Fluorescein labeled peptides derived from HIV-Tat (Tat) and Drosophila antennaepedia homeodomain (ANT) were able to intracellularly label two human glioblastoma cell lines (A172 and T98G) and one rat glioma cell line (RG2). The Tat peptide localized to the cell nuclei whereas the ANT sequence was distributed evenly throughout the cytoplasm. A 14 amino acid sequence derived from P14, a cell cycle suppression protein, was added to the C-terminus of each peptide. Increasing the size of the peptide did not inhibit cell entry and did not change fluorescent staining patterns of cells. It did kill each cell line within 1 hr after adding 10 uM of peptide. Tat, ANT and Exon1 peptides by themselves had no effect on cell viability. A dose response curve yielded an IC50 concentration of 9 uM for the Tat-Exon1. Reversing the domain order reduced the IC50 to 4 uM. Uptake studies showed that addition of Exon1 sequence to the Tat sequence reduced the rate of uptake by half. Reversing the domain order, i.e., Exon-1-Tat, restored the rate of uptake to that observed by Tat alone. To gain a better understanding of the behavior of these peptides in a three dimensional cell system, cell penetration and killing were tested in rat cerebral artery organ cultures. These vessels are maintained under physiological pressure and blood flow. Intraluminal administration of the fluorescent peptides produced cell-staining patterns similar to that observed in the in vitro brain tumor cell lines, with cell staining restricted to the endothelium. Adventitial administration of the Tat and ANT peptides yielded smooth muscle cell labeling of the nucleus and cytoplasm, respectively. No labeling of the endothelium was observed.
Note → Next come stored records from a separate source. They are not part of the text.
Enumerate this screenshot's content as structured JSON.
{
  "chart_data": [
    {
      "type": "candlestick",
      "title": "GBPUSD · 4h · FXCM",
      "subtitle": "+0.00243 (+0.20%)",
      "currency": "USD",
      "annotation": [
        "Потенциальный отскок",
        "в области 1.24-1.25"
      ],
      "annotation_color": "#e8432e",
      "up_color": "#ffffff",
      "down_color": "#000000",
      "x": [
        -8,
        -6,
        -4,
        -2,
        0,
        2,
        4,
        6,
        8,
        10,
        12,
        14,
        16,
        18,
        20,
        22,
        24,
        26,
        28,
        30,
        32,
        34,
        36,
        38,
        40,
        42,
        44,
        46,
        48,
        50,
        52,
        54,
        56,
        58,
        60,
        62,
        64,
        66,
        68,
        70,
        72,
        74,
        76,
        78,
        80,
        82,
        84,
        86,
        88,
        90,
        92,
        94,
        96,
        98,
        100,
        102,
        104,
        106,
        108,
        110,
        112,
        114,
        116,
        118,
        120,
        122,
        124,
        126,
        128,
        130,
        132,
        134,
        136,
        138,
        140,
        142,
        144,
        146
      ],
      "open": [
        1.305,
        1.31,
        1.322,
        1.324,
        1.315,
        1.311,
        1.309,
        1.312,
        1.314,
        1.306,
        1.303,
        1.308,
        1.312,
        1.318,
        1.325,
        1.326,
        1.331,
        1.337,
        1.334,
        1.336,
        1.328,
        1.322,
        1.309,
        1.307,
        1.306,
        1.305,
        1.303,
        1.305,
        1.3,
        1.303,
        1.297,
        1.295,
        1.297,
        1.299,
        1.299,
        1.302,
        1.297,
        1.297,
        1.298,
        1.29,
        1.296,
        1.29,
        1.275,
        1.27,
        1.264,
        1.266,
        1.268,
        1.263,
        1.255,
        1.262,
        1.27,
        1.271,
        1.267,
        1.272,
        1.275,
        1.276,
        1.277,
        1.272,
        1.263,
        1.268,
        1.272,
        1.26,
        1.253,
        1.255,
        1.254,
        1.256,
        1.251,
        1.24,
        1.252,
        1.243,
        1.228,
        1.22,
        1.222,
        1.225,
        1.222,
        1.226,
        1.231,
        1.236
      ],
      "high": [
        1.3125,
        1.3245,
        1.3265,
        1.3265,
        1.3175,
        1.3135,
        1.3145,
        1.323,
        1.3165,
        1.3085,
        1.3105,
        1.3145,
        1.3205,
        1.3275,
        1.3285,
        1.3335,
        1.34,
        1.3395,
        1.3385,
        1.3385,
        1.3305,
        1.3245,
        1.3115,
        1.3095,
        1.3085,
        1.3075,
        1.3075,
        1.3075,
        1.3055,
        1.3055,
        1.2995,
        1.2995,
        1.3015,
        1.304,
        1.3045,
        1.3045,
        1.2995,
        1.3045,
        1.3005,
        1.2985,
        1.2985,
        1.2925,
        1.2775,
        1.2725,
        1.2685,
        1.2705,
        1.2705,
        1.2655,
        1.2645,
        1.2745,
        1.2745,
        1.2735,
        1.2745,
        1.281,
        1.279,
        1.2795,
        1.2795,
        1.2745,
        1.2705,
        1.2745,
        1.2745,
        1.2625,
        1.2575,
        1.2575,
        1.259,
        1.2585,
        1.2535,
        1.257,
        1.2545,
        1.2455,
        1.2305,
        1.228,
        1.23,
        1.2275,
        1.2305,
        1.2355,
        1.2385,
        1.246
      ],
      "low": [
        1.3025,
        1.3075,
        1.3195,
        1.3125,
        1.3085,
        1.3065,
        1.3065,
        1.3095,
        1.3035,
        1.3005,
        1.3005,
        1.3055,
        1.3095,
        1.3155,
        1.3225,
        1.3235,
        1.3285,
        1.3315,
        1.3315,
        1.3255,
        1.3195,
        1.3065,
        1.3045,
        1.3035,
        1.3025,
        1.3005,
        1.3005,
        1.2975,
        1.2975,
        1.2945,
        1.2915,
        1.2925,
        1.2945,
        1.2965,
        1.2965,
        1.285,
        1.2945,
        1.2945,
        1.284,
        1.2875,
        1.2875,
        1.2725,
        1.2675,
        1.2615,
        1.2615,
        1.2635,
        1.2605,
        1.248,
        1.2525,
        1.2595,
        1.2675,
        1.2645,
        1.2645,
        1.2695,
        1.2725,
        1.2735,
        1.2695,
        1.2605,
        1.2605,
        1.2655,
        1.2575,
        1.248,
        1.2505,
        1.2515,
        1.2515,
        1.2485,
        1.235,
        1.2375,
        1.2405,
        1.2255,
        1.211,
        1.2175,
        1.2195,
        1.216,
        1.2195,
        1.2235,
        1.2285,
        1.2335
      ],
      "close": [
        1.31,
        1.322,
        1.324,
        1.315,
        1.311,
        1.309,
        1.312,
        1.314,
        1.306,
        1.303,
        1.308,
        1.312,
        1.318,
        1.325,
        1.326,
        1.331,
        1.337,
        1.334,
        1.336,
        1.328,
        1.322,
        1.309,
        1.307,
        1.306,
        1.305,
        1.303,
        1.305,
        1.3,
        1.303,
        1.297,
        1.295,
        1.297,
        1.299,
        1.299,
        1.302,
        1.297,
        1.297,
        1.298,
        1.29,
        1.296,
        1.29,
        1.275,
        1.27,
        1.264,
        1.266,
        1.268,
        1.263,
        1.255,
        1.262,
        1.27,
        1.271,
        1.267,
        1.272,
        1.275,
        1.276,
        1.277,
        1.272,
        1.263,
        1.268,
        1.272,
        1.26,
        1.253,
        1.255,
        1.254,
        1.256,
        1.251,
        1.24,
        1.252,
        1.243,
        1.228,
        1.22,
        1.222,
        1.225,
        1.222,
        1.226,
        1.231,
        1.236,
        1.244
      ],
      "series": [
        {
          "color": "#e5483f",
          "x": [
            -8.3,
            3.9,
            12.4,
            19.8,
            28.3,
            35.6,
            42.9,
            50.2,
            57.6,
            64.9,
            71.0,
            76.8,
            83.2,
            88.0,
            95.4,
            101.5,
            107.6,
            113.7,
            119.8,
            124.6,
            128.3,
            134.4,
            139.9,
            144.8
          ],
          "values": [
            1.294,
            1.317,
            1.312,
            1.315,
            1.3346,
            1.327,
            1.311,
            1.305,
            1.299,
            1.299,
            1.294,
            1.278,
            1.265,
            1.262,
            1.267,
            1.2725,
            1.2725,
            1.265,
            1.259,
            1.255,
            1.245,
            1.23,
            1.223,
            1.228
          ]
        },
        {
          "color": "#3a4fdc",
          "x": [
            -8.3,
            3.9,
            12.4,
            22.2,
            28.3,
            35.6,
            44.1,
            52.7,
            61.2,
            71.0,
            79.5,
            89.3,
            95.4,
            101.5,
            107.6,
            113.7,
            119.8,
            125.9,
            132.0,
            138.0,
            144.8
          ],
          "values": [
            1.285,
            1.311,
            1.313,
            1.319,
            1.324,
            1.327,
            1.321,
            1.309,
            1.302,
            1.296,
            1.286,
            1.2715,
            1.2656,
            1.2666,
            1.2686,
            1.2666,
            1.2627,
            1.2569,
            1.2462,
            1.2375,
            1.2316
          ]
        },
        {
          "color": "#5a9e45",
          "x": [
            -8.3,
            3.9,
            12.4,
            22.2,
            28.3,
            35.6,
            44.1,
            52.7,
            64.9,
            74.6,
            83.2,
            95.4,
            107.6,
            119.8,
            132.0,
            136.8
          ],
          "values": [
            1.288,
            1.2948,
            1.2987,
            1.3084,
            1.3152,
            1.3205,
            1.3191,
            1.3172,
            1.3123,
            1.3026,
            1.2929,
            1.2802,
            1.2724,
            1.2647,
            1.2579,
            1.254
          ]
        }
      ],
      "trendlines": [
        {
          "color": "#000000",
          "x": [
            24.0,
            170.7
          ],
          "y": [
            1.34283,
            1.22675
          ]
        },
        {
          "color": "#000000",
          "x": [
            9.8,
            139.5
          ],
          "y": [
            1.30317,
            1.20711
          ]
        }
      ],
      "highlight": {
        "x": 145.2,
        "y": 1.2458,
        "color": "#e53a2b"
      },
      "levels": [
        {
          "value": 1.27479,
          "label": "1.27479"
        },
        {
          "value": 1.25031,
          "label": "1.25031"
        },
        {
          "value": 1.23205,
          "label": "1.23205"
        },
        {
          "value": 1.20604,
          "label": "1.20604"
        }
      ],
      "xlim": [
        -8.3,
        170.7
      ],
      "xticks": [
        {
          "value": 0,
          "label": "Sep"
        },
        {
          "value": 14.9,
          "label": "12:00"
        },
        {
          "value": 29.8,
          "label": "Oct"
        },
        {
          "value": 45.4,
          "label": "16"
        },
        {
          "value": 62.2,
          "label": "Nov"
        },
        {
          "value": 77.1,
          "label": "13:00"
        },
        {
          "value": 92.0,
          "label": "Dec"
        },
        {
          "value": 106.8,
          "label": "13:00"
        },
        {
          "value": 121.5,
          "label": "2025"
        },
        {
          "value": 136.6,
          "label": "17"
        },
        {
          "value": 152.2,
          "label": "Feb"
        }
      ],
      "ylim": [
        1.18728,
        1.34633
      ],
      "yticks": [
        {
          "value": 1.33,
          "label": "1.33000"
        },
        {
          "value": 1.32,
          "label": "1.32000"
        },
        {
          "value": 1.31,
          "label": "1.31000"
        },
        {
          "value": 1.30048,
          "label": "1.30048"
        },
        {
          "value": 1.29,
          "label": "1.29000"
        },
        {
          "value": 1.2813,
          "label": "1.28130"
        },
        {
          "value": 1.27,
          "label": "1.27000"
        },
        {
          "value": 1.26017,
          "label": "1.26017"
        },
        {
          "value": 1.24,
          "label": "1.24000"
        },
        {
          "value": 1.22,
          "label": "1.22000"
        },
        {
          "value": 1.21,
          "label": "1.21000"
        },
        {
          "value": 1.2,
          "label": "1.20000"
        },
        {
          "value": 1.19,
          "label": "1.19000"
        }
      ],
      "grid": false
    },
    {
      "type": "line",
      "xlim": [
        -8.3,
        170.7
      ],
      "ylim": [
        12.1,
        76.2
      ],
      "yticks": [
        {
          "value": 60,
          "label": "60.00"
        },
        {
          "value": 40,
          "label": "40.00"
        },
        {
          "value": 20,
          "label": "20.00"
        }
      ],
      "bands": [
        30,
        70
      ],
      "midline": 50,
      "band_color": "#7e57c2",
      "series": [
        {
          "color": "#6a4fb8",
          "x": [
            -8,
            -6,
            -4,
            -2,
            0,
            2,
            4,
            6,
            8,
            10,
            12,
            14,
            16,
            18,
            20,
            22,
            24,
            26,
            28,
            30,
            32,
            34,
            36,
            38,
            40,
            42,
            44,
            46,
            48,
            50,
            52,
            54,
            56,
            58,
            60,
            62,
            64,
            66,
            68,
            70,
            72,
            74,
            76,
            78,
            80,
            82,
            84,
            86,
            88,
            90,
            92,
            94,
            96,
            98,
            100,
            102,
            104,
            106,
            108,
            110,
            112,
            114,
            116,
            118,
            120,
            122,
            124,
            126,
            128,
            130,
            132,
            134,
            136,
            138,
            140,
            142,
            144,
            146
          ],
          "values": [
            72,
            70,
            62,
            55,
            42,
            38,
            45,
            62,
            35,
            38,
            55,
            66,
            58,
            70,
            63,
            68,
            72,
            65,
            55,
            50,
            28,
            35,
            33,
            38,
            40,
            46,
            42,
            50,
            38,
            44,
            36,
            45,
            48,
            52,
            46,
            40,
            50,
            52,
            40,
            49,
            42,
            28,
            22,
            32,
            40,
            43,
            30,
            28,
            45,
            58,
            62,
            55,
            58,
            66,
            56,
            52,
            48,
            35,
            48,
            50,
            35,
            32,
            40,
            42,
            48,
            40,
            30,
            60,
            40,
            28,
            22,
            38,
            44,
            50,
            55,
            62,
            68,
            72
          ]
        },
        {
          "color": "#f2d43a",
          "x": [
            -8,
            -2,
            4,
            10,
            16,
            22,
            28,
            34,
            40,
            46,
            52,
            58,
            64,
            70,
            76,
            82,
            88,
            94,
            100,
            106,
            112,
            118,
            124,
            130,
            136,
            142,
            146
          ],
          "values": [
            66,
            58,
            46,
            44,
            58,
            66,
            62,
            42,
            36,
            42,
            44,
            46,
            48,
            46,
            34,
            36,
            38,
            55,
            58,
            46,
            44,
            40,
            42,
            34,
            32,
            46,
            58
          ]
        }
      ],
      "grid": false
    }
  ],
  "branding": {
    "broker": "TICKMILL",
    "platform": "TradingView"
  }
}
Addition of the cell-killing domain did not inhibit the ability of the peptides to penetrate into the endothelium; however, response to vasoconstriction was diminished where as smooth muscle cell response was not affected. The Tat-ExonI sequence has been cloned into an expression cassette with an upstream signal sequence and a down stream HA epitope tag. Western blots showed that all three tumor cell lines expressed the peptide. Transfection results further showed a direct correlate between transfection efficiency and cell death. Experiments are directed toward proving the bystander effect mediated by the cell penetration domain in an in vivo rat brain tumor model.